If he has said, some studies show there is an increased risk associated with SSRIs, guidance is changing for HCPs, women who are on these drugs / in a situation where they may go on these drugs should have the risks explained to them. Any women who are worried should see their doc and not just stop taking drugs without seeing the doc. Then fine. That is not what he said though.
link to BBC piece including interview
It's not the Prof's fault that the BBC web story doesn't include the usual caveat about 'if you have any concerns, please see your doctor'. That's an error by the BBC.
He doesn't say 'stop taking the drugs immediately' or 'no women should take ADs just in case she gets pregnant'. He's raising a legitimate area of concern. About new evidence on the risk of certain medicines for pregnant woman. What do you expect him to do, bury the evidence? That's what the manufacturers did with Seroxat and IMO people's lives were put at risk as a result.
Certainly once the evidence had been made public - by Panorama, jointly with a print publication - the warnings were eventually changed so that it is no longer prescribed to young people due to the increased risk of suicide. Draw your own conclusions about what happened before then.
Panorama does deserve credit for (jointly) revealing the Seroxat scandal. Which may even have saved a few lives - by encouraging people to go back to their docs and ask about the medicine they were taking.
Yes. From the top, I have said I have a major issue with the scaremongering way this was reported by the BBC (and probably other publications).

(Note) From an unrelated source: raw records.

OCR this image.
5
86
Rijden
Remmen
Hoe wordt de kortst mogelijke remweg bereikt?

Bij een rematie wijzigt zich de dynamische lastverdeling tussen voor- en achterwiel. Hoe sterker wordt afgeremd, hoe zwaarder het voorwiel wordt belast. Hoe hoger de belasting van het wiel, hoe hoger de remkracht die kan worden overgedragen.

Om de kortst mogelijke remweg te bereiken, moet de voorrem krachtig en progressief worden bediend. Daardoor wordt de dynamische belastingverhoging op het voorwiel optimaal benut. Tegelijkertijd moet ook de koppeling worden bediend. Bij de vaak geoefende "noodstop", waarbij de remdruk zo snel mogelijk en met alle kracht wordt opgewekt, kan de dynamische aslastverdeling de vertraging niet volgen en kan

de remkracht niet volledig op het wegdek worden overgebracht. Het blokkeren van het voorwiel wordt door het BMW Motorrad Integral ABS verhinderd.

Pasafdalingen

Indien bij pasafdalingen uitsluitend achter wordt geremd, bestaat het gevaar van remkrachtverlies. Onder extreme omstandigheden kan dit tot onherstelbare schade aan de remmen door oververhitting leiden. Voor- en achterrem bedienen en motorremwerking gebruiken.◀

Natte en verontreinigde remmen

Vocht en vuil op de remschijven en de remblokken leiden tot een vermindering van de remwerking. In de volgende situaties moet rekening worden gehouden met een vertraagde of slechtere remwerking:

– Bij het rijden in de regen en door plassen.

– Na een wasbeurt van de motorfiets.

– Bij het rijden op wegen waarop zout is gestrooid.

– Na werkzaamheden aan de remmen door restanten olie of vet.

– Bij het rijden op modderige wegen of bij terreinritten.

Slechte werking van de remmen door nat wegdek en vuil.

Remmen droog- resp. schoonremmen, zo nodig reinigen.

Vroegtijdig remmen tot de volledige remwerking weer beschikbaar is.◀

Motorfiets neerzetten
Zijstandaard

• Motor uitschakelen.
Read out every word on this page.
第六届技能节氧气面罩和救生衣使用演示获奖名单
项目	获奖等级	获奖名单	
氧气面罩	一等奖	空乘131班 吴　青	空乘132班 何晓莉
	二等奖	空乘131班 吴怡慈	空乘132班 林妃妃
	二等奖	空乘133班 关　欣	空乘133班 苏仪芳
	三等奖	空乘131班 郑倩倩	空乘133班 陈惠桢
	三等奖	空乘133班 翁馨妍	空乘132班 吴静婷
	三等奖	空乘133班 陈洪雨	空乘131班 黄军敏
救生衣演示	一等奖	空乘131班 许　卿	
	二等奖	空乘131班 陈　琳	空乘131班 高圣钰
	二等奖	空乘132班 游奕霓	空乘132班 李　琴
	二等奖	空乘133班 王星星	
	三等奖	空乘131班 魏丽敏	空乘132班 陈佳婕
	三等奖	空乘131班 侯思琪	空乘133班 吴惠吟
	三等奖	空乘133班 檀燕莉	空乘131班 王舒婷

I also have a problem with the interview linked on the BBC. This is a professional man, a Professor, who works for NICE. He should not be doing things like using "SSRI" and "anti-depressant" interchangeably. He should not be saying that women should be "discouraged" from taking anti-depressants as they are drinking and smoking, in pregnancy. He should be saying that guidance is changing and women who are prescribed anti-depressants for their mental health problems should be made aware of the risks, and HCPs should follow the new guidance, which may include changing their medication. These are pretty basic mistakes for a highly qualified person to make, in an interview which he knows will be shown to the public.
And this "He doesn't say 'stop taking the drugs immediately'" - but the audience directly affected by this news piece will be pregnant women with anxiety and depression it's not a stretch to imagine how some of them might react to reading this / seeing the interview.
There is a middle ground between what has happened (scaremongering) and burying it. And this has not struck the middle ground. The BBC piece was irresponsible as was the interview that this man gave.
Has anyone actually complained to the beeb or panorama about this?